Video from the lecture shown on Denver’s 9News shows one of the aides portraying a sex slave in skimpy lingerie before a lecture hall with as many as 500 students.

Professor Patti Adler said the skit has been part of her course for 20 years, but this time some of the aides complained to university administrators that they weren’t comfortable performing in it and didn’t feel they could express their concerns to Adler.

In an email to the campus, Provost Russell Moore said Adler was suspended over the skit. The move had nothing to do with academic freedom, he wrote, but because of concerns that she violated CU’s sexual harassment policy.

“In this case, University administrators heard from a number of concerned students about Professor Adler’s ‘prostitution’ skit, the way it was presented, and the environment it created for both students in the class and for teaching assistants,” Moore wrote in the email, which was reported by the Daily Camera. “Student assistants made it clear to administrators that they felt there would be negative consequences for anyone who refused to participate in the skit. None of them wished to be publicly identified.”

One of the students who attended the lecture, Colin Harkrider, told 9News that one of the assistants performed in “a short skirt, a thong, where you could see fishnet stockings and a short little top.”

He said he supported Adler but that the skit initially felt uncomfortable.

Adler told the Daily Camera that the chairman of the sociology department lodged a formal complaint about her course on deviant behavior in which the skit was performed. She said she was offered the option of retiring with a two-year salary buy out or staying at the university if she dropped the deviance class.

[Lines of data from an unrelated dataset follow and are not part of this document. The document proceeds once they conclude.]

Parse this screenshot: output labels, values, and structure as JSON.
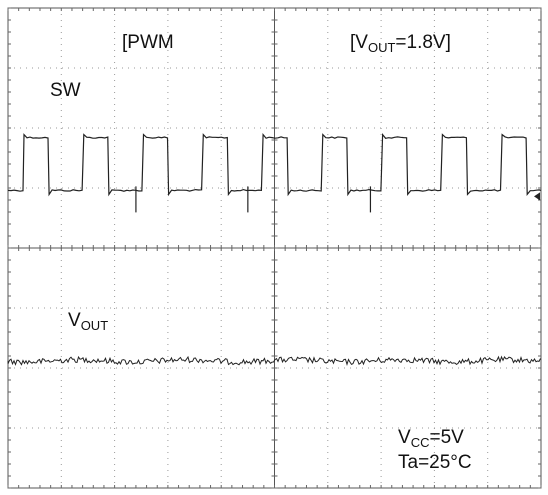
{
  "labels": {
    "mode": "[PWM",
    "vout_setting": {
      "prefix": "[V",
      "sub": "OUT",
      "suffix": "=1.8V]"
    },
    "ch1": "SW",
    "ch2": {
      "prefix": "V",
      "sub": "OUT"
    },
    "vcc": {
      "prefix": "V",
      "sub": "CC",
      "suffix": "=5V"
    },
    "ta": "Ta=25°C"
  },
  "chart_data": {
    "type": "line",
    "grid": true,
    "divisions": {
      "x": 10,
      "y": 8
    },
    "series": [
      {
        "name": "SW",
        "kind": "square",
        "periods": 9,
        "duty": 0.42,
        "high": 0.73,
        "low": 0.62,
        "color": "#222222"
      },
      {
        "name": "VOUT",
        "kind": "noise",
        "level": 0.265,
        "amplitude": 0.006,
        "color": "#222222"
      }
    ]
  }
}
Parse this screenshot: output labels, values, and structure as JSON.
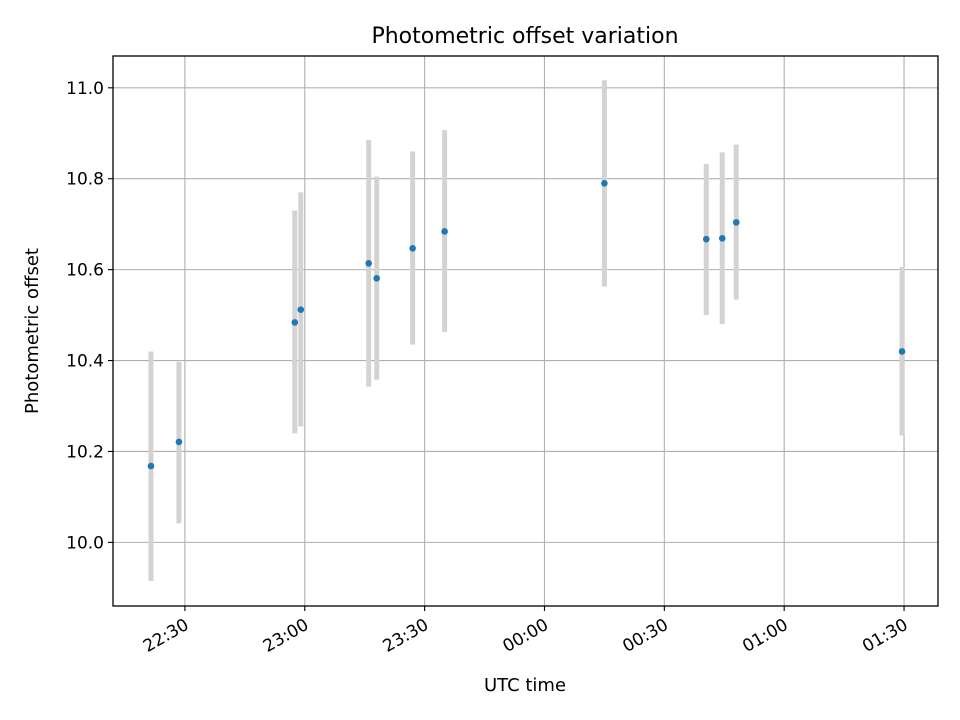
{
  "chart_data": {
    "type": "scatter",
    "title": "Photometric offset variation",
    "xlabel": "UTC time",
    "ylabel": "Photometric offset",
    "grid": true,
    "legend": "none",
    "x_ticks": [
      "22:30",
      "23:00",
      "23:30",
      "00:00",
      "00:30",
      "01:00",
      "01:30"
    ],
    "x_tick_minutes": [
      0,
      30,
      60,
      90,
      120,
      150,
      180
    ],
    "x_range_minutes": [
      -18,
      188.5
    ],
    "y_ticks": [
      "10.0",
      "10.2",
      "10.4",
      "10.6",
      "10.8",
      "11.0"
    ],
    "y_tick_values": [
      10.0,
      10.2,
      10.4,
      10.6,
      10.8,
      11.0
    ],
    "ylim": [
      9.86,
      11.07
    ],
    "colors": {
      "point": "#1f77b4",
      "errorbar": "#d3d3d3",
      "grid": "#b0b0b0"
    },
    "series": [
      {
        "points": [
          {
            "t": "22:21:30",
            "m": -8.5,
            "y": 10.168,
            "lo": 9.915,
            "hi": 10.42
          },
          {
            "t": "22:28:30",
            "m": -1.5,
            "y": 10.221,
            "lo": 10.042,
            "hi": 10.397
          },
          {
            "t": "22:57:30",
            "m": 27.5,
            "y": 10.484,
            "lo": 10.24,
            "hi": 10.73
          },
          {
            "t": "22:59:00",
            "m": 29.0,
            "y": 10.512,
            "lo": 10.255,
            "hi": 10.77
          },
          {
            "t": "23:16:00",
            "m": 46.0,
            "y": 10.614,
            "lo": 10.343,
            "hi": 10.885
          },
          {
            "t": "23:18:00",
            "m": 48.0,
            "y": 10.581,
            "lo": 10.358,
            "hi": 10.805
          },
          {
            "t": "23:27:00",
            "m": 57.0,
            "y": 10.647,
            "lo": 10.435,
            "hi": 10.86
          },
          {
            "t": "23:35:00",
            "m": 65.0,
            "y": 10.684,
            "lo": 10.463,
            "hi": 10.907
          },
          {
            "t": "00:15:00",
            "m": 105.0,
            "y": 10.79,
            "lo": 10.563,
            "hi": 11.017
          },
          {
            "t": "00:40:30",
            "m": 130.5,
            "y": 10.667,
            "lo": 10.5,
            "hi": 10.832
          },
          {
            "t": "00:44:30",
            "m": 134.5,
            "y": 10.669,
            "lo": 10.48,
            "hi": 10.858
          },
          {
            "t": "00:48:00",
            "m": 138.0,
            "y": 10.704,
            "lo": 10.534,
            "hi": 10.875
          },
          {
            "t": "01:29:30",
            "m": 179.5,
            "y": 10.42,
            "lo": 10.235,
            "hi": 10.606
          }
        ]
      }
    ]
  }
}
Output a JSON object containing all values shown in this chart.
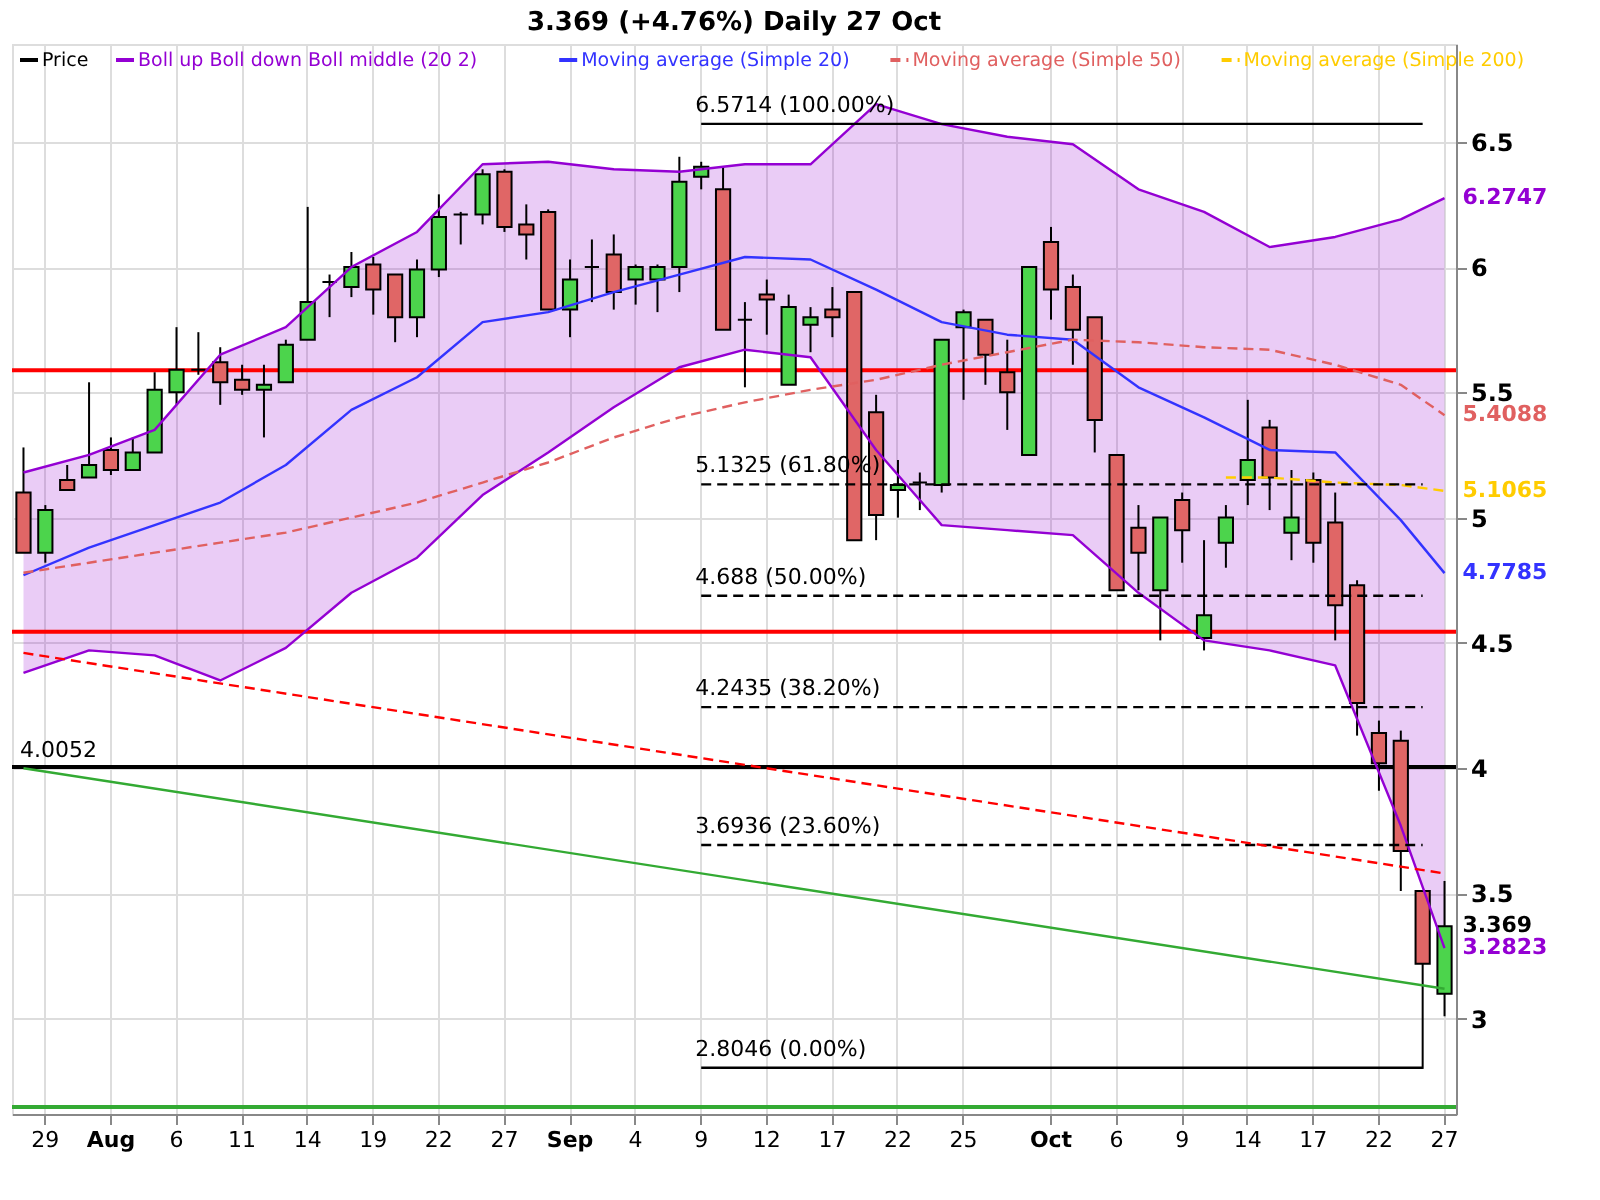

The second option came with the caveat that if anyone complained about her again, she would be fired without retirement benefits. She has until Jan. 6 to decide.

“I’m still trying to get my head to stop whirling,” she told the Camera. “I need to figure out what’s best for my family and me. I want to try to let things calm down and discuss this. It’s going to affect my husband’s work and our lives.”

Moore wrote that CU supports the teaching of controversial topics, including in ways that challenge students, but that Adler’s presentation crossed a line.

“The University fully supports the teaching of controversial subjects, and the ability of faculty to challenge students in the classroom and prompt critical thinking,” he wrote in his email. “At no time was the subject of Professor Adler’s course in question. Rather, it was the manner in which the material was presented in one particular classroom exercise and the impact of that manner of presentation on teaching assistants and students.”